README
iRobot® Create® 3 LIDAR SLAM demo
This example sets up LIDAR SLAM with a Create® 3 robot and Slamtec RPLIDAR spinning laser rangefinder.
Parts List
Setup
Hardware Setup
The files in this example assume the RPLIDAR is mounted 12 mm behind the center of rotation on the top of the Create 3 robot, in the arrangement shown below.
The SLAM solver relies on a proper tf
tree; if you wish to mount the sensor in another location, you will need to modify the parameters in the static transform publisher launched from launch/sensors_launch.py
.
Note that all STLs of brackets referenced in this example are found in our create3_docs repository.
Affix a LIDAR to your robot. STLs are available to mount an RPLidar A1M8 as well as its USB adapter. The LIDAR can be attached to the mounting plate using qty. 4 of M2.5 x 8 screws. The USB adapter can be attached to its mounting plate by heat staking (we used a soldering iron with an old tip in a well-ventilated space). Both mounting plates can be attached to the Create® 3 faceplate with M3 x 10 self-tapping screws.
Affix a single board computer (abbreviated as SBC for this guide) to your robot. In this example, we use a Raspberry Pi® 4, but other devices should work. STLs are available to mount a Raspberry Pi® to the Create® 3 robot. The Raspberry Pi® can be attached to the mounting plate using qty. 4 of M2.5 x 6 self-tapping screws. The mounting plate can be attached to the Create® 3 cargo bay with M3 x 10 self-tapping screws.
Connect the LIDAR to the SBC with a USB Micro B to USB A cable. Thread the cable through the passthrough in the top of the robot.
Connect the SBC to the Create® 3 adapter board with a USB-C® to USB-C® cable.
SBC Setup
On the SBC, clone and build the create3_examples repository.
Source the setup shell scripts in EVERY terminal you open:
source ~/create3_examples_ws/install/local_setup.sh
Run the sensors launch script, which includes the LIDAR driver and transform from the laser scan to the robot:
ros2 launch create3_lidar_slam sensors_launch.py
If your robot is using a namespace, you should add namespace:='ROBOTNAMESPACE'
to the previous command, where ROBOTNAMESPACE
is the namespace of your robot
In a separate terminal run slam toolbox:
ros2 launch create3_lidar_slam slam_toolbox_launch.py
If your robot is using a namespace, you should add namespace:='ROBOTNAMESPACE'
to the previous command, where ROBOTNAMESPACE
is the namespace of your robot.
There may be some warnings and errors on startup, but the following message will be printed once everything is ready:
[async_slam_toolbox_node-1] Registering sensor: [Custom Described Lidar]
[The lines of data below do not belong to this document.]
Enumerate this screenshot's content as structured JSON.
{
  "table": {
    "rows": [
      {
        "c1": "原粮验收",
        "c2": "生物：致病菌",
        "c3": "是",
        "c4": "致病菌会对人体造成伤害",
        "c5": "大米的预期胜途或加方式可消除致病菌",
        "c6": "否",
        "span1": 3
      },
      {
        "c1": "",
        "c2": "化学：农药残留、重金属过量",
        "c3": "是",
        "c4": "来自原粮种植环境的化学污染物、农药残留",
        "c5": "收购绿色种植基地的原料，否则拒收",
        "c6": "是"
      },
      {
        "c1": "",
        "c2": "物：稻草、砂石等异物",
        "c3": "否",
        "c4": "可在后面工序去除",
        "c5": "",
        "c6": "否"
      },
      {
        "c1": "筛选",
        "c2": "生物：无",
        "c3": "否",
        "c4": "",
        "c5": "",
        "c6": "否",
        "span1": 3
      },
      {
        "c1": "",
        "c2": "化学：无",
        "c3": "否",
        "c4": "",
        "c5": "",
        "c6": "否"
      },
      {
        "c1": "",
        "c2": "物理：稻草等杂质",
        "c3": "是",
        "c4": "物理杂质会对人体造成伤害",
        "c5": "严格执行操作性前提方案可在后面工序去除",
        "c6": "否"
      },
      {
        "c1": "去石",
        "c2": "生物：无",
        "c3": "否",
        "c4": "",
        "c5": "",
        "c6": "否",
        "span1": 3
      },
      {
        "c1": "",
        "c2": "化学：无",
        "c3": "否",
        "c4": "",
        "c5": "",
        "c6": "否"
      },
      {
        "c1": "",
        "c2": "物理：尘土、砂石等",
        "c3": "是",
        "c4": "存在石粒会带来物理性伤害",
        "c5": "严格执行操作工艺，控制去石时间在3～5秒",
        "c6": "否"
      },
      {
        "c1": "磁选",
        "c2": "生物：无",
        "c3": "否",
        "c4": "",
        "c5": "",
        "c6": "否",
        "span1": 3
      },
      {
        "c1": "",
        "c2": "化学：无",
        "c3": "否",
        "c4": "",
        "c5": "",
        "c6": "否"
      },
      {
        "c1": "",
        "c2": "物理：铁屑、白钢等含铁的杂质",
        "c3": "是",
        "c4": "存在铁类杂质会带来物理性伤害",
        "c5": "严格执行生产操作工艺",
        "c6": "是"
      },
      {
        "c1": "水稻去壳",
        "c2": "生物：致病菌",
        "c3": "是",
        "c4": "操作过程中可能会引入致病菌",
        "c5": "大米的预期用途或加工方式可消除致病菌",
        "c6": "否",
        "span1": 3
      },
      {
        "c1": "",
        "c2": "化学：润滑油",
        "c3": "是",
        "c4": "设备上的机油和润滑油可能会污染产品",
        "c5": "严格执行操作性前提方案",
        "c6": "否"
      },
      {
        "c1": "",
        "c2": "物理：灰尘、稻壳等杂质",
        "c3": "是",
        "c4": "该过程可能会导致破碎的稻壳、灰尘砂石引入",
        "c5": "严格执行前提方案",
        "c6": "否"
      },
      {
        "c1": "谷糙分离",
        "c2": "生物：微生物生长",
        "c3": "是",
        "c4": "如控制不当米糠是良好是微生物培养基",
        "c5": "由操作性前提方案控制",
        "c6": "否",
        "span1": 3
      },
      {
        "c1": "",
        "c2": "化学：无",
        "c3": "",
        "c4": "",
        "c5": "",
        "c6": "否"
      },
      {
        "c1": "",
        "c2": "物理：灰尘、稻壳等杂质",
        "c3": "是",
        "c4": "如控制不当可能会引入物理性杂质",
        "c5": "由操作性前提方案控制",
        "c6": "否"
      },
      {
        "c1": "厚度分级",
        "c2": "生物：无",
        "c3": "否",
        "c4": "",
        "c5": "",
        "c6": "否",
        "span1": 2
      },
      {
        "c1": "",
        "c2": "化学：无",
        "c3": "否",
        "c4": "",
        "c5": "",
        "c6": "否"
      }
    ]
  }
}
In a third terminal, drive the robot around:
ros2 run teleop_twist_keyboard teleop_twist_keyboard
If your robot is using a namespace, you should add --ros-args -r __ns:=/ROBOTNAMESPACE
to the previous command, where ROBOTNAMESPACE
is the namespace of your robot.
Computer Setup
Clone and build the create3_examples repository. Then source the setup shell scripts.
source ~/create3_examples_ws/install/local_setup.sh
Run the rviz launch script, which launches rviz2 with the appropriate configuration:
ros2 launch create3_lidar_slam rviz_launch.py
If your robot is using a namespace, you should add namespace:='ROBOTNAMESPACE'
to the previous command, where ROBOTNAMESPACE
is the namespace of your robot.
The rviz2 configuration this command imports will configure rviz2 to subscribe to the laser, the occupancy map, and display the base_footprint
tf frame that the laser is building off of from the map frame.
Tips and Tricks
Limit rotation speed for best results.
Troubleshooting
Ensure the robot, SBC, and computer are all on the same network, using the same middleware.
If using CycloneDDS, and you are using multiple network interfaces on either the SBC or the computer, be sure to set up your XML profile(s) properly.
Check your tf tree and make sure it has all the same transforms as this sample tree.